Results of previous smaller studies on prenatal steroids, many of which were retrospective, have had mixed results. At least two retrospective studies showed that multiple courses decrease the risk of neonatal respiratory distress syndrome (RDS). But other studies--including some presented at the meeting--suggested that multiple courses were associated with adverse outcomes such as an increased risk of fetal death, early-onset neonatal sepsis, and chorioamnionitis.

"There's a growing body of evidence that multiple courses do not improve outcome and evolving, evidence that perhaps they are detrimental, so, until more randomized trials are available, why risk it?" Dr.
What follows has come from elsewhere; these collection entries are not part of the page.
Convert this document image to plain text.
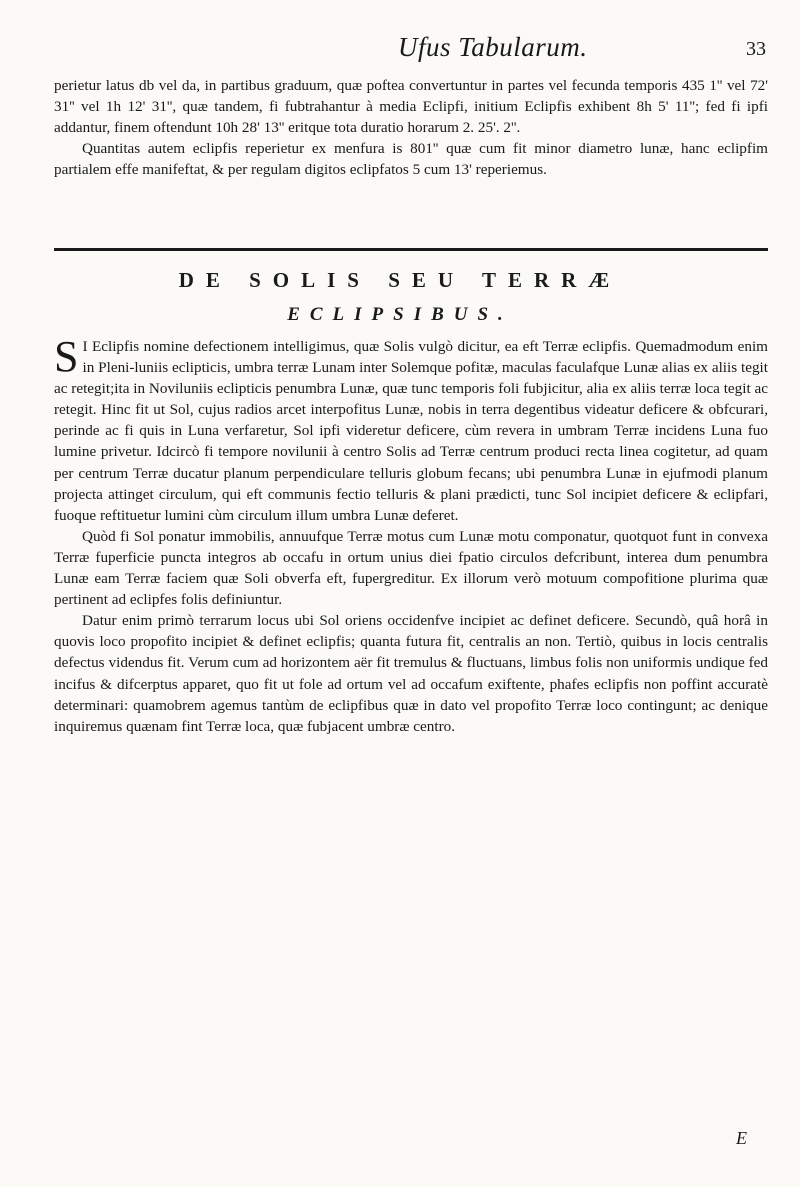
Ufus Tabularum.	33

perietur latus db vel da, in partibus graduum, quæ poftea convertuntur in partes vel fecunda temporis 435 1'' vel 72' 31'' vel 1h 12' 31'', quæ tandem, fi fubtrahantur à media Eclipfi, initium Eclipfis exhibent 8h 5' 11''; fed fi ipfi addantur, finem oftendunt 10h 28' 13'' eritque tota duratio horarum 2. 25'. 2''.

Quantitas autem eclipfis reperietur ex menfura is 801'' quæ cum fit minor diametro lunæ, hanc eclipfim partialem effe manifeftat, & per regulam digitos eclipfatos 5 cum 13' reperiemus.

DE SOLIS SEU TERRÆ
ECLIPSIBUS.

S I Eclipfis nomine defectionem intelligimus, quæ Solis vulgò dicitur, ea eft Terræ eclipfis. Quemadmodum enim in Pleni-luniis eclipticis, umbra terræ Lunam inter Solemque pofitæ, maculas faculafque Lunæ alias ex aliis tegit ac retegit;ita in Noviluniis eclipticis penumbra Lunæ, quæ tunc temporis foli fubjicitur, alia ex aliis terræ loca tegit ac retegit. Hinc fit ut Sol, cujus radios arcet interpofitus Lunæ, nobis in terra degentibus videatur deficere & obfcurari, perinde ac fi quis in Luna verfaretur, Sol ipfi videretur deficere, cùm revera in umbram Terræ incidens Luna fuo lumine privetur. Idcircò fi tempore novilunii à centro Solis ad Terræ centrum produci recta linea cogitetur, ad quam per centrum Terræ ducatur planum perpendiculare telluris globum fecans; ubi penumbra Lunæ in ejufmodi planum projecta attinget circulum, qui eft communis fectio telluris & plani prædicti, tunc Sol incipiet deficere & eclipfari, fuoque reftituetur lumini cùm circulum illum umbra Lunæ deferet.

Quòd fi Sol ponatur immobilis, annuufque Terræ motus cum Lunæ motu componatur, quotquot funt in convexa Terræ fuperficie puncta integros ab occafu in ortum unius diei fpatio circulos defcribunt, interea dum penumbra Lunæ eam Terræ faciem quæ Soli obverfa eft, fupergreditur. Ex illorum verò motuum compofitione plurima quæ pertinent ad eclipfes folis definiuntur.

Datur enim primò terrarum locus ubi Sol oriens occidenfve incipiet ac definet deficere. Secundò, quâ horâ in quovis loco propofito incipiet & definet eclipfis; quanta futura fit, centralis an non. Tertiò, quibus in locis centralis defectus videndus fit. Verum cum ad horizontem aër fit tremulus & fluctuans, limbus folis non uniformis undique fed incifus & difcerptus apparet, quo fit ut fole ad ortum vel ad occafum exiftente, phafes eclipfis non poffint accuratè determinari: quamobrem agemus tantùm de eclipfibus quæ in dato vel propofito Terræ loco contingunt; ac denique inquiremus quænam fint Terræ loca, quæ fubjacent umbræ centro.

E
Stephen Vermillion, lead author of one of the current studies, said in an interview.

Dr. Guinn of the department of maternal-fetal medicine at Denver Health Medical Center and the University of Colorado Health Sciences Center echoed Dr. Vermillion's concerns. "If we were seeing a benefit in the nursery [from multiple courses], we could possibly offset that with the risk of long-term complications, but we're not seeing any [additional] benefit at all," she said.

"We're not willing to continue to expose children to weekly courses of steroids as part of this trial" when we can see no obvious benefit to it, so the study may be called off early she told this newspaper.
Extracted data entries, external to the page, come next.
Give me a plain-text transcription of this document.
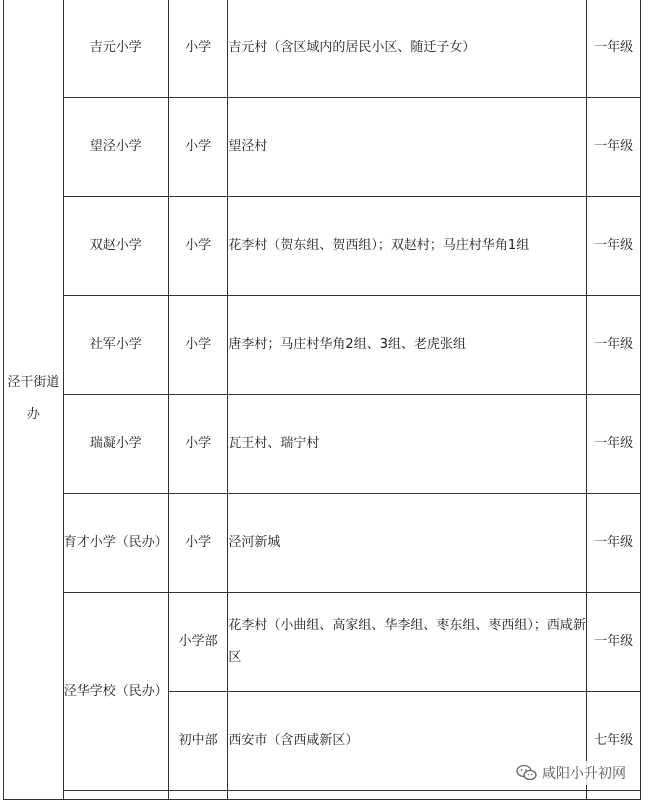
泾干街道办	吉元小学	小学	吉元村（含区域内的居民小区、随迁子女）	一年级
	望泾小学	小学	望泾村	一年级
	双赵小学	小学	花李村（贺东组、贺西组）；双赵村；马庄村华角1组	一年级
	社军小学	小学	唐李村；马庄村华角2组、3组、老虎张组	一年级
	瑞凝小学	小学	瓦王村、瑞宁村	一年级
	育才小学（民办）	小学	泾河新城	一年级
	泾华学校（民办）	小学部	花李村（小曲组、高家组、华李组、枣东组、枣西组）；西咸新区	一年级
		初中部	西安市（含西咸新区）	七年级

咸阳小升初网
The benefits of a single course of prenatal steroids is firmly established. A 1994 National Institutes of Health consensus statement on prenatal steroids said that a single course has been shown to reduce the incidence of mortality, RDS, and intraventricular hemorrhage (IVH) in preterm babies and has not been associated with any serious detrimental effects. But the document stated there was no evidence to support or refute the benefits of repeat courses.
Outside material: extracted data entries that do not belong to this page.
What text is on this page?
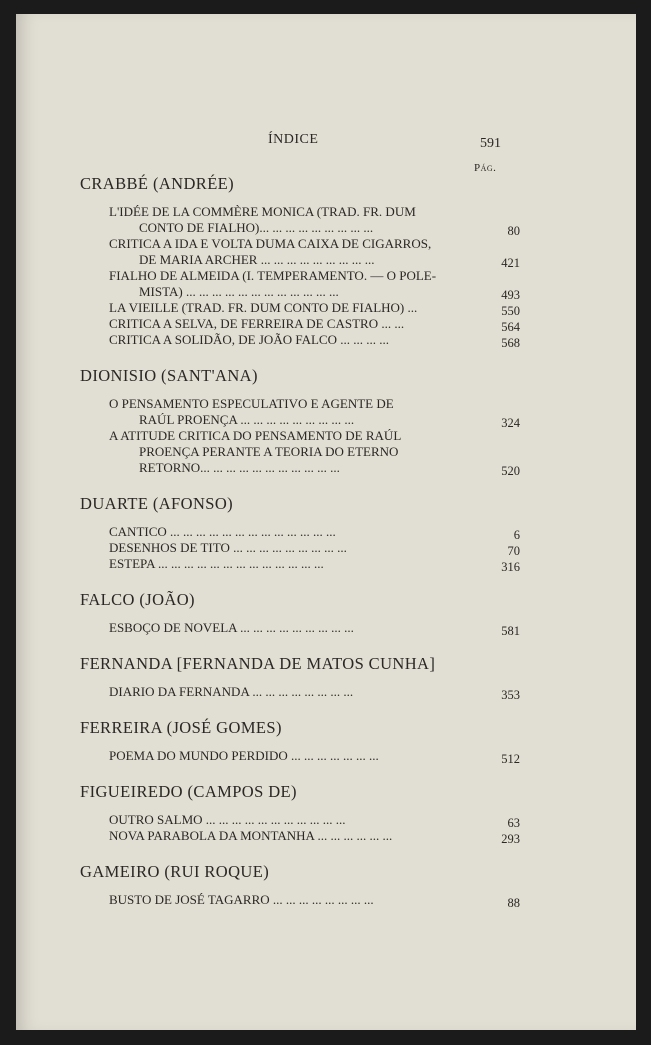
ÍNDICE	591
Pág.
CRABBÉ (ANDRÉE)
L'IDÉE DE LA COMMÈRE MONICA (TRAD. FR. DUM
CONTO DE FIALHO)... ... ... ... ... ... ... ... ...	80
CRITICA A IDA E VOLTA DUMA CAIXA DE CIGARROS,
DE MARIA ARCHER ... ... ... ... ... ... ... ... ...	421
FIALHO DE ALMEIDA (I. TEMPERAMENTO. — O POLE-
MISTA) ... ... ... ... ... ... ... ... ... ... ... ...	493
LA VIEILLE (TRAD. FR. DUM CONTO DE FIALHO) ...	550
CRITICA A SELVA, DE FERREIRA DE CASTRO ... ...	564
CRITICA A SOLIDÃO, DE JOÃO FALCO ... ... ... ...	568
DIONISIO (SANT'ANA)
O PENSAMENTO ESPECULATIVO E AGENTE DE
RAÚL PROENÇA ... ... ... ... ... ... ... ... ...	324
A ATITUDE CRITICA DO PENSAMENTO DE RAÚL
PROENÇA PERANTE A TEORIA DO ETERNO
RETORNO... ... ... ... ... ... ... ... ... ... ...	520
DUARTE (AFONSO)
CANTICO ... ... ... ... ... ... ... ... ... ... ... ... ...	6
DESENHOS DE TITO ... ... ... ... ... ... ... ... ...	70
ESTEPA ... ... ... ... ... ... ... ... ... ... ... ... ...	316
FALCO (JOÃO)
ESBOÇO DE NOVELA ... ... ... ... ... ... ... ... ...	581
FERNANDA [FERNANDA DE MATOS CUNHA]
DIARIO DA FERNANDA ... ... ... ... ... ... ... ...	353
FERREIRA (JOSÉ GOMES)
POEMA DO MUNDO PERDIDO ... ... ... ... ... ... ...	512
FIGUEIREDO (CAMPOS DE)
OUTRO SALMO ... ... ... ... ... ... ... ... ... ... ...	63
NOVA PARABOLA DA MONTANHA ... ... ... ... ... ...	293
GAMEIRO (RUI ROQUE)
BUSTO DE JOSÉ TAGARRO ... ... ... ... ... ... ... ...	88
Nevertheless, some physicians have been administering additional courses if delivery does not occur within 7 days of treatment. A survey of U.S. maternal-fetal medicine specialists showed that 58% would repeat weekly doses six times or more if needed.

Dr. Guinn's study found no difference in composite morbidity or fetal lung maturation between 308 babies exposed to either one or multiple courses of betamethasone.

Women at risk for premature delivery who already had received one course of betamethasone were randomized to receive either weekly courses or placebo until delivery or 34 weeks' gestation.

Although the blind will not be broken until delivery of the 500th patient, the composite morbidity rates for the first 308 babies was the same for both treatment groups. Among the neonatal outcomes measured were RDS, IVH, bronchopulmonary dysplasia, intraventricular hemorrhage, periventricular leucomalacia, necrotizing enterocolitis, sepsis, and death.

But two other studies presented at the meeting suggested that multiple courses actually may do serious harm.

One of the studies, conducted by Dr. Vermillion and his colleagues, showed that multiple courses were associated with an almost 3 times greater risk of neonatal death, a 5 times greater risk of early-onset neonatal sepsis, an almost 10 times greater risk of chorioamnionitis, and a 3.6 times greater risk of endometritis, compared with single courses.

The study, a prospective observational analysis of 453 infants delivered between 24 and 34 weeks' gestation, showed no significant differences in rates of RDS, severe IVH, and late-onset neonatal sepsis among groups, according to Dr. Vermilion, a maternal-fetal specialist at the Medical University of South Carolina in Charleston.

The second study a retrospective analysis of 429 low-birth-weight infants aged up to 18 months, showed that those exposed to multiple courses were more than twice as likely to have severe mental and psychomotor developmental delay compared with either babies whose mothers received a single course or unexposed babies.

All babies were assessed using the Bayley Scales of Infant Development, said Dr. Sean Esplin, the study's lead author and a fellow in maternal-fetal medicine at the University of Utah in Salt Lake City.

Babies exposed to a single course tested as well as or better than those who received no steroids.

"These findings support the continued use of a single course of steroids but raise serious questions about the continued use of multiple courses," he said.